One of my favourite quotes about running comes from Joan Benoit Samuelson, the 1984 Olympic Marathon Gold Medalist and arguably the greatest female marathon runner of all time… “When I started running, I was embarrassed. I’d walk when cars passed me. I’d pretend I was looking at the flowers.”
Everyone is human, everyone has to start somewhere. Just start.
It’s important to get your body ready. A few ‘high knees’ or leg swings and Spiderman stretches can really help your body (both your leg muscles, and your heart rate) prepare and get you set-up for a great run.
Don’t forget to cool down and stretch at the end of the run too. I always walk a couple of hundred metres, then stretch out quads, calves and hammies. I know I should also do my hip flexors too, but usually I just want that coffee by this point.
Join a running club. For tips on technique, to find a running buddy, discover new running tracks… so many reasons to find a local club and keep yourself accountable to your new training regime.
Why, yes there is. Several in fact. Get a running app on your smartphone (I like MapMyRun and Nike+, friends swear by Strava and Runkeeper).
It allows you to track your distance, pace, split pace, calories burned etc.
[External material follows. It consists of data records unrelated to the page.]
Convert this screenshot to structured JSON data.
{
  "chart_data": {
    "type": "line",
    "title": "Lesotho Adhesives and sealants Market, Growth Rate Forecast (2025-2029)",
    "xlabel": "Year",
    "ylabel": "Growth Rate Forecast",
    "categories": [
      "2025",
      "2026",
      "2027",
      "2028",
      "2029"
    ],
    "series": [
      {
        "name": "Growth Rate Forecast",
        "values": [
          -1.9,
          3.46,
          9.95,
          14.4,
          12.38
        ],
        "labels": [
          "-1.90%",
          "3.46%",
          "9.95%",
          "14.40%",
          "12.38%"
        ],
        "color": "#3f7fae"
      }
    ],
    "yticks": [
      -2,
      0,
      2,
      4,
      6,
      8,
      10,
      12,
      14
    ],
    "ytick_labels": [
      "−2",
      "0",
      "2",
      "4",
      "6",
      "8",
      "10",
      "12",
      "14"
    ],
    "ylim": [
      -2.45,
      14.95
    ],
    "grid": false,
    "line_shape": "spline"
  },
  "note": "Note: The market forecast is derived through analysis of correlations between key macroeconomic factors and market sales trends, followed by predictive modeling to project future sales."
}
It’s a great way to ensure you keep pushing yourself further, and also allows you to celebrate new milestones reached.
First 5kms? Yay!
Gently does it. You can’t go from zero to half-marathon-hero in your first week. Depending on your level of fitness, pick your start distance (for me, that was 4km, but it could even be 1km) and then graduallybuild on it.
Upon advice from my PT, given the knee situation, I only added on a few hundred metres each week, and I’d do at least two runs per week. It didn’t take long to build the distance up until I was regularly running around 6km. My normal run these days is a loop of my local lake, around 8.5km.
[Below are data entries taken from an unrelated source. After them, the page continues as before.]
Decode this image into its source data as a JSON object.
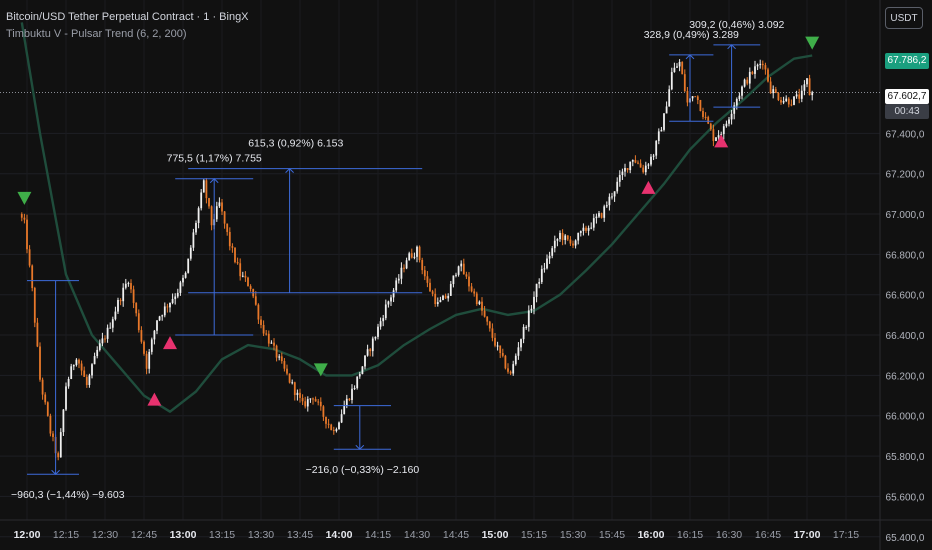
{
  "header": {
    "title": "Bitcoin/USD Tether Perpetual Contract · 1 · BingX",
    "indicator": "Timbuktu V - Pulsar Trend (6, 2, 200)"
  },
  "currency_button": "USDT",
  "price_tags": {
    "ema": "67.786,2",
    "last": "67.602,7",
    "countdown": "00:43"
  },
  "colors": {
    "bull": "#f0f0f0",
    "bear": "#e8782a",
    "ema": "#1f4d3c",
    "measure": "#3d6bdb",
    "buy": "#e8326f",
    "sell": "#3fae49",
    "bg": "#111111"
  },
  "chart_data": {
    "type": "candlestick",
    "title": "Bitcoin/USD Tether Perpetual Contract · 1 · BingX",
    "y_ticks": [
      "67.400,0",
      "67.200,0",
      "67.000,0",
      "66.800,0",
      "66.600,0",
      "66.400,0",
      "66.200,0",
      "66.000,0",
      "65.800,0",
      "65.600,0",
      "65.400,0"
    ],
    "y_range": [
      65400,
      68000
    ],
    "x_ticks": [
      "12:00",
      "12:15",
      "12:30",
      "12:45",
      "13:00",
      "13:15",
      "13:30",
      "13:45",
      "14:00",
      "14:15",
      "14:30",
      "14:45",
      "15:00",
      "15:15",
      "15:30",
      "15:45",
      "16:00",
      "16:15",
      "16:30",
      "16:45",
      "17:00",
      "17:15"
    ],
    "bold_x_ticks": [
      "12:00",
      "13:00",
      "14:00",
      "15:00",
      "16:00",
      "17:00"
    ],
    "price_path_knots": [
      {
        "t": "11:58",
        "p": 67000
      },
      {
        "t": "12:00",
        "p": 66950
      },
      {
        "t": "12:03",
        "p": 66620
      },
      {
        "t": "12:06",
        "p": 66180
      },
      {
        "t": "12:10",
        "p": 65920
      },
      {
        "t": "12:13",
        "p": 65780
      },
      {
        "t": "12:16",
        "p": 66150
      },
      {
        "t": "12:20",
        "p": 66300
      },
      {
        "t": "12:24",
        "p": 66150
      },
      {
        "t": "12:28",
        "p": 66320
      },
      {
        "t": "12:32",
        "p": 66420
      },
      {
        "t": "12:36",
        "p": 66560
      },
      {
        "t": "12:40",
        "p": 66680
      },
      {
        "t": "12:43",
        "p": 66500
      },
      {
        "t": "12:47",
        "p": 66250
      },
      {
        "t": "12:51",
        "p": 66480
      },
      {
        "t": "12:55",
        "p": 66550
      },
      {
        "t": "12:59",
        "p": 66620
      },
      {
        "t": "13:02",
        "p": 66700
      },
      {
        "t": "13:05",
        "p": 66900
      },
      {
        "t": "13:09",
        "p": 67150
      },
      {
        "t": "13:12",
        "p": 66950
      },
      {
        "t": "13:15",
        "p": 67050
      },
      {
        "t": "13:19",
        "p": 66850
      },
      {
        "t": "13:23",
        "p": 66700
      },
      {
        "t": "13:27",
        "p": 66640
      },
      {
        "t": "13:31",
        "p": 66450
      },
      {
        "t": "13:35",
        "p": 66350
      },
      {
        "t": "13:39",
        "p": 66250
      },
      {
        "t": "13:43",
        "p": 66150
      },
      {
        "t": "13:47",
        "p": 66050
      },
      {
        "t": "13:51",
        "p": 66100
      },
      {
        "t": "13:55",
        "p": 66000
      },
      {
        "t": "13:59",
        "p": 65920
      },
      {
        "t": "14:03",
        "p": 66050
      },
      {
        "t": "14:07",
        "p": 66150
      },
      {
        "t": "14:11",
        "p": 66280
      },
      {
        "t": "14:15",
        "p": 66400
      },
      {
        "t": "14:19",
        "p": 66540
      },
      {
        "t": "14:23",
        "p": 66650
      },
      {
        "t": "14:27",
        "p": 66780
      },
      {
        "t": "14:31",
        "p": 66820
      },
      {
        "t": "14:35",
        "p": 66650
      },
      {
        "t": "14:39",
        "p": 66550
      },
      {
        "t": "14:43",
        "p": 66600
      },
      {
        "t": "14:47",
        "p": 66760
      },
      {
        "t": "14:51",
        "p": 66650
      },
      {
        "t": "14:55",
        "p": 66550
      },
      {
        "t": "14:59",
        "p": 66420
      },
      {
        "t": "15:03",
        "p": 66300
      },
      {
        "t": "15:07",
        "p": 66200
      },
      {
        "t": "15:10",
        "p": 66350
      },
      {
        "t": "15:14",
        "p": 66500
      },
      {
        "t": "15:18",
        "p": 66680
      },
      {
        "t": "15:22",
        "p": 66800
      },
      {
        "t": "15:26",
        "p": 66900
      },
      {
        "t": "15:30",
        "p": 66850
      },
      {
        "t": "15:34",
        "p": 66900
      },
      {
        "t": "15:38",
        "p": 66950
      },
      {
        "t": "15:42",
        "p": 67000
      },
      {
        "t": "15:46",
        "p": 67100
      },
      {
        "t": "15:50",
        "p": 67200
      },
      {
        "t": "15:54",
        "p": 67280
      },
      {
        "t": "15:58",
        "p": 67220
      },
      {
        "t": "16:02",
        "p": 67300
      },
      {
        "t": "16:06",
        "p": 67480
      },
      {
        "t": "16:09",
        "p": 67700
      },
      {
        "t": "16:12",
        "p": 67750
      },
      {
        "t": "16:15",
        "p": 67550
      },
      {
        "t": "16:18",
        "p": 67600
      },
      {
        "t": "16:21",
        "p": 67500
      },
      {
        "t": "16:25",
        "p": 67380
      },
      {
        "t": "16:29",
        "p": 67420
      },
      {
        "t": "16:33",
        "p": 67550
      },
      {
        "t": "16:37",
        "p": 67650
      },
      {
        "t": "16:41",
        "p": 67720
      },
      {
        "t": "16:44",
        "p": 67760
      },
      {
        "t": "16:47",
        "p": 67620
      },
      {
        "t": "16:51",
        "p": 67570
      },
      {
        "t": "16:55",
        "p": 67560
      },
      {
        "t": "16:59",
        "p": 67590
      },
      {
        "t": "17:01",
        "p": 67660
      },
      {
        "t": "17:02",
        "p": 67600
      }
    ],
    "ema_knots": [
      {
        "t": "11:58",
        "p": 67950
      },
      {
        "t": "12:05",
        "p": 67400
      },
      {
        "t": "12:15",
        "p": 66700
      },
      {
        "t": "12:25",
        "p": 66400
      },
      {
        "t": "12:35",
        "p": 66250
      },
      {
        "t": "12:45",
        "p": 66100
      },
      {
        "t": "12:55",
        "p": 66020
      },
      {
        "t": "13:05",
        "p": 66120
      },
      {
        "t": "13:15",
        "p": 66280
      },
      {
        "t": "13:25",
        "p": 66350
      },
      {
        "t": "13:35",
        "p": 66330
      },
      {
        "t": "13:45",
        "p": 66280
      },
      {
        "t": "13:55",
        "p": 66200
      },
      {
        "t": "14:05",
        "p": 66200
      },
      {
        "t": "14:15",
        "p": 66250
      },
      {
        "t": "14:25",
        "p": 66350
      },
      {
        "t": "14:35",
        "p": 66430
      },
      {
        "t": "14:45",
        "p": 66500
      },
      {
        "t": "14:55",
        "p": 66530
      },
      {
        "t": "15:05",
        "p": 66500
      },
      {
        "t": "15:15",
        "p": 66520
      },
      {
        "t": "15:25",
        "p": 66600
      },
      {
        "t": "15:35",
        "p": 66720
      },
      {
        "t": "15:45",
        "p": 66850
      },
      {
        "t": "15:55",
        "p": 67000
      },
      {
        "t": "16:05",
        "p": 67150
      },
      {
        "t": "16:15",
        "p": 67320
      },
      {
        "t": "16:25",
        "p": 67450
      },
      {
        "t": "16:35",
        "p": 67560
      },
      {
        "t": "16:45",
        "p": 67680
      },
      {
        "t": "16:55",
        "p": 67770
      },
      {
        "t": "17:02",
        "p": 67786
      }
    ],
    "signals": [
      {
        "type": "sell",
        "t": "11:59",
        "p": 67080
      },
      {
        "type": "buy",
        "t": "12:49",
        "p": 66080
      },
      {
        "type": "buy",
        "t": "12:55",
        "p": 66360
      },
      {
        "type": "sell",
        "t": "13:53",
        "p": 66230
      },
      {
        "type": "buy",
        "t": "15:59",
        "p": 67130
      },
      {
        "type": "buy",
        "t": "16:27",
        "p": 67360
      },
      {
        "type": "sell",
        "t": "17:02",
        "p": 67850
      }
    ],
    "measures": [
      {
        "x1": "12:00",
        "x2": "12:20",
        "x_arrow": "12:11",
        "p_from": 66670,
        "p_to": 65710,
        "dir": "down",
        "label": "−960,3 (−1,44%) −9.603",
        "label_pos": "below"
      },
      {
        "x1": "12:57",
        "x2": "13:27",
        "x_arrow": "13:12",
        "p_from": 66400,
        "p_to": 67175,
        "dir": "up",
        "label": "775,5 (1,17%) 7.755",
        "label_pos": "above"
      },
      {
        "x1": "13:02",
        "x2": "14:32",
        "x_arrow": "13:41",
        "p_from": 66610,
        "p_to": 67225,
        "dir": "up",
        "label": "615,3 (0,92%) 6.153",
        "label_pos": "above_left"
      },
      {
        "x1": "13:58",
        "x2": "14:20",
        "x_arrow": "14:08",
        "p_from": 66050,
        "p_to": 65834,
        "dir": "down",
        "label": "−216,0 (−0,33%) −2.160",
        "label_pos": "below"
      },
      {
        "x1": "16:07",
        "x2": "16:24",
        "x_arrow": "16:15",
        "p_from": 67460,
        "p_to": 67789,
        "dir": "up",
        "label": "328,9 (0,49%) 3.289",
        "label_pos": "above"
      },
      {
        "x1": "16:24",
        "x2": "16:42",
        "x_arrow": "16:31",
        "p_from": 67530,
        "p_to": 67839,
        "dir": "up",
        "label": "309,2 (0,46%) 3.092",
        "label_pos": "above"
      }
    ],
    "last_price": 67602.7,
    "ema_value": 67786.2
  }
}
You can also choose to add time rather than distance when you’re building up your stamina. So instead of adding on 500m to your run, add on a few minutes each time.
Don’t worry if you have to start with a walk/run… over time, just reduce the walking time and increase the running time until, at the same distance, you can run it all.
Get outside. Personally, I never run on the treadmill. Every kilometer feels at least double what it does outside, and I just find it so excruciatingly dull. Get outside. It’s awesome!
If you can, by a lake, the sea, around a park, somewhere scenic. Even if it’s just along the streets where you live, you can take your mind off the run by looking at the houses. And oh, that fresh air. Nothing beats it.
Get yourself a mantra. Running is tougher on the mind than the body, and the mind almost always gives up first. I find a little phrase that works for me and repeat it over and over when the going gets tough (“I’ve got this, I’ve got this, I’ve got this…”).
Don’t go crazy. Even seasoned runners need to rest. Make sure you incorporate other ways of moving your body into your fitness regime, be it weights/resistance, yoga, pilates.
And make sure you have at least one complete rest day per week. Your body needs to recover. You will not, I repeat not, get any faster or go any further if you do not rest.
Most of all, enjoy it. The feeling you get at the end of a run (once you’ve caught your breath) is indescribable. ‘Runners’ High’ – go get your Runners’ High.